The Cardinals also have to decide how intently they'll push to re-sign Beltran, who is coming off a fine year at age 36 and should attract considerable interest as a free agent. If Beltran decides he'd like to continue his Hall of Fame push with an American League team, the Yankees and several other teams could jump into the mix.
"Right now, I'm just gonna go home and see how everything goes,'' Beltran said. "I'm a free agent. I've got to listen to everybody and make a decision based on the opportunity to play in the postseason.''
As Mozeliak pointed out, this year marked another successful step in the Cardinals' mission to be competitive with talent that was drafted, signed and developed by the organization. The Cardinals had 17 homegrown players on their World Series roster, and a lot of teams are naturally envious of St. Louis' collection of young power arms -- from Wacha and Miller to Rosenthal and Carlos Martinez.
Wainwright, one of the more insightful ballplayers in the game, was 24 years old when he struck out Detroit's Brandon Inge for the final out of the 2006 World Series. Now he's 32, a two-time All-Star who has come back from Tommy John surgery, and he's the one trying to pass along some veteran perspective to his younger teammates.

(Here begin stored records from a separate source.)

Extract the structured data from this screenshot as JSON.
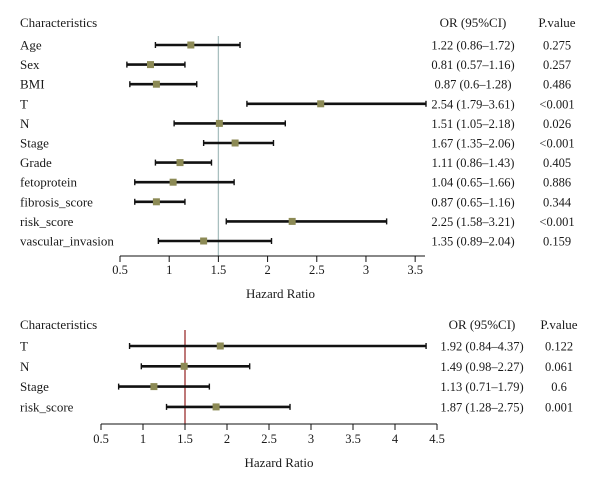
{
  "chart_data": [
    {
      "type": "forest",
      "header_label": "Characteristics",
      "header_or": "OR (95%CI)",
      "header_p": "P.value",
      "xlabel": "Hazard Ratio",
      "xlim": [
        0.5,
        3.6
      ],
      "xticks": [
        "0.5",
        "1",
        "1.5",
        "2",
        "2.5",
        "3",
        "3.5"
      ],
      "reference_line": 1.5,
      "reference_color": "#a9bfbf",
      "point_color": "#8c8a55",
      "rows": [
        {
          "label": "Age",
          "or": 1.22,
          "lo": 0.86,
          "hi": 1.72,
          "or_text": "1.22 (0.86–1.72)",
          "p": "0.275"
        },
        {
          "label": "Sex",
          "or": 0.81,
          "lo": 0.57,
          "hi": 1.16,
          "or_text": "0.81 (0.57–1.16)",
          "p": "0.257"
        },
        {
          "label": "BMI",
          "or": 0.87,
          "lo": 0.6,
          "hi": 1.28,
          "or_text": "0.87 (0.6–1.28)",
          "p": "0.486"
        },
        {
          "label": "T",
          "or": 2.54,
          "lo": 1.79,
          "hi": 3.61,
          "or_text": "2.54 (1.79–3.61)",
          "p": "<0.001"
        },
        {
          "label": "N",
          "or": 1.51,
          "lo": 1.05,
          "hi": 2.18,
          "or_text": "1.51 (1.05–2.18)",
          "p": "0.026"
        },
        {
          "label": "Stage",
          "or": 1.67,
          "lo": 1.35,
          "hi": 2.06,
          "or_text": "1.67 (1.35–2.06)",
          "p": "<0.001"
        },
        {
          "label": "Grade",
          "or": 1.11,
          "lo": 0.86,
          "hi": 1.43,
          "or_text": "1.11 (0.86–1.43)",
          "p": "0.405"
        },
        {
          "label": "fetoprotein",
          "or": 1.04,
          "lo": 0.65,
          "hi": 1.66,
          "or_text": "1.04 (0.65–1.66)",
          "p": "0.886"
        },
        {
          "label": "fibrosis_score",
          "or": 0.87,
          "lo": 0.65,
          "hi": 1.16,
          "or_text": "0.87 (0.65–1.16)",
          "p": "0.344"
        },
        {
          "label": "risk_score",
          "or": 2.25,
          "lo": 1.58,
          "hi": 3.21,
          "or_text": "2.25 (1.58–3.21)",
          "p": "<0.001"
        },
        {
          "label": "vascular_invasion",
          "or": 1.35,
          "lo": 0.89,
          "hi": 2.04,
          "or_text": "1.35 (0.89–2.04)",
          "p": "0.159"
        }
      ]
    },
    {
      "type": "forest",
      "header_label": "Characteristics",
      "header_or": "OR (95%CI)",
      "header_p": "P.value",
      "xlabel": "Hazard Ratio",
      "xlim": [
        0.5,
        4.5
      ],
      "xticks": [
        "0.5",
        "1",
        "1.5",
        "2",
        "2.5",
        "3",
        "3.5",
        "4",
        "4.5"
      ],
      "reference_line": 1.5,
      "reference_color": "#9a3030",
      "point_color": "#8c8a55",
      "rows": [
        {
          "label": "T",
          "or": 1.92,
          "lo": 0.84,
          "hi": 4.37,
          "or_text": "1.92 (0.84–4.37)",
          "p": "0.122"
        },
        {
          "label": "N",
          "or": 1.49,
          "lo": 0.98,
          "hi": 2.27,
          "or_text": "1.49 (0.98–2.27)",
          "p": "0.061"
        },
        {
          "label": "Stage",
          "or": 1.13,
          "lo": 0.71,
          "hi": 1.79,
          "or_text": "1.13 (0.71–1.79)",
          "p": "0.6"
        },
        {
          "label": "risk_score",
          "or": 1.87,
          "lo": 1.28,
          "hi": 2.75,
          "or_text": "1.87 (1.28–2.75)",
          "p": "0.001"
        }
      ]
    }
  ]
}
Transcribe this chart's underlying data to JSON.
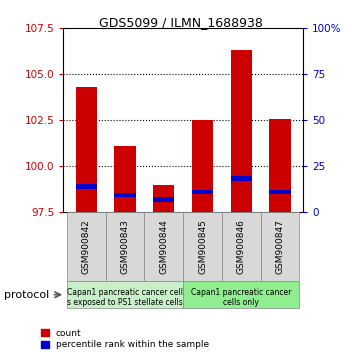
{
  "title": "GDS5099 / ILMN_1688938",
  "samples": [
    "GSM900842",
    "GSM900843",
    "GSM900844",
    "GSM900845",
    "GSM900846",
    "GSM900847"
  ],
  "count_values": [
    104.3,
    101.1,
    99.0,
    102.5,
    106.3,
    102.6
  ],
  "percentile_values": [
    14.0,
    9.5,
    7.0,
    11.0,
    18.5,
    11.0
  ],
  "ylim_left": [
    97.5,
    107.5
  ],
  "ylim_right": [
    0,
    100
  ],
  "yticks_left": [
    97.5,
    100,
    102.5,
    105,
    107.5
  ],
  "yticks_right": [
    0,
    25,
    50,
    75,
    100
  ],
  "ytick_labels_right": [
    "0",
    "25",
    "50",
    "75",
    "100%"
  ],
  "bar_bottom": 97.5,
  "group1_label_line1": "Capan1 pancreatic cancer cell",
  "group1_label_line2": "s exposed to PS1 stellate cells",
  "group2_label_line1": "Capan1 pancreatic cancer",
  "group2_label_line2": "cells only",
  "group1_count": 3,
  "group2_count": 3,
  "group1_color": "#c8f0c8",
  "group2_color": "#90ee90",
  "bar_color": "#cc0000",
  "percentile_color": "#0000cc",
  "left_tick_color": "#cc0000",
  "right_tick_color": "#0000cc",
  "bg_color": "#d8d8d8",
  "protocol_label": "protocol",
  "legend_count": "count",
  "legend_pct": "percentile rank within the sample"
}
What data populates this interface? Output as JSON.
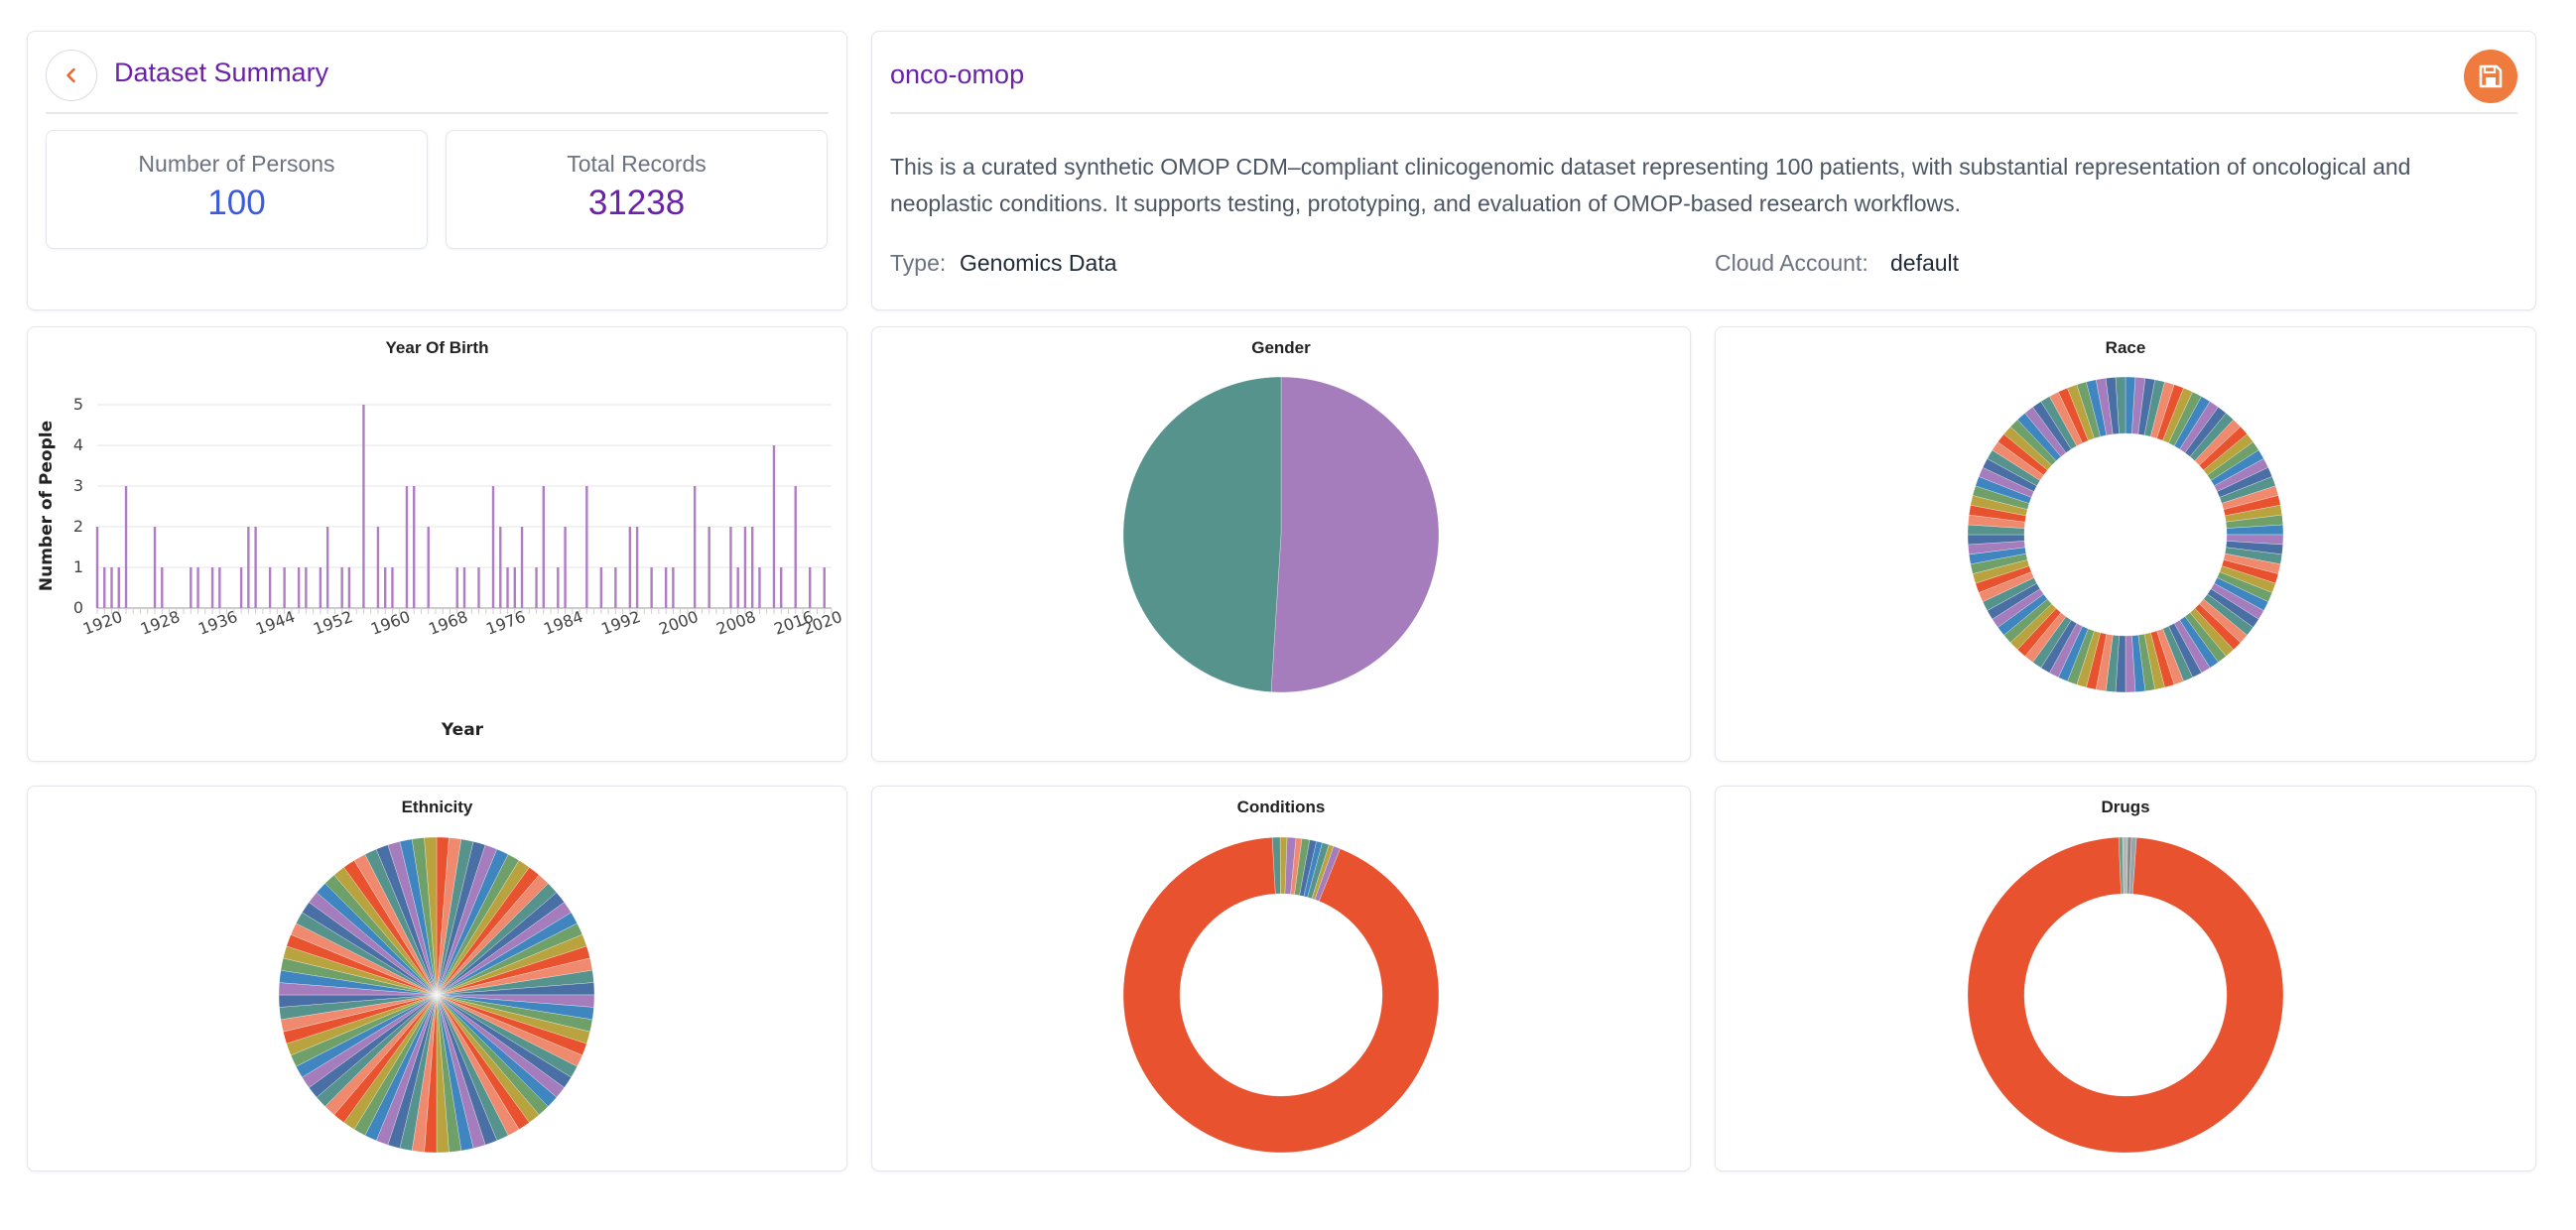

"I was just talking to Joe Kelly, and I told him, 'There are only two teams in baseball that got to do what we did,'" Wainwright said. "We got to play in a World Series, and some players play their whole career and never get to do that. Carlos Beltran played 16 years and he just got his first opportunity to play in one.
"We have a ton of players in this group who got to share in that and have that good positive experience going forward. These moments are something you can dig deep for and look back on your whole career. I know I've drawn on those moments from my rookie year my whole career, and now these guys will get to do the same thing.''
It has been a hectic few days for the Cardinals. They spent seven hours Tuesday in St. Louis on an airport tarmac in a delayed team charter plane with their wives and families, enduring the wait with good humor, movies and snacks for the kids. Then they arrived in Boston flush with optimism, only to see it evaporate in a barrage of missed opportunities.
As the Cardinals flew back home in time to spend Halloween in St. Louis, the lingering image on their minds was the sight of the Boston players celebrating in the Fenway Park infield. It will help fuel them and keep them hungry through a long winter of what-ifs.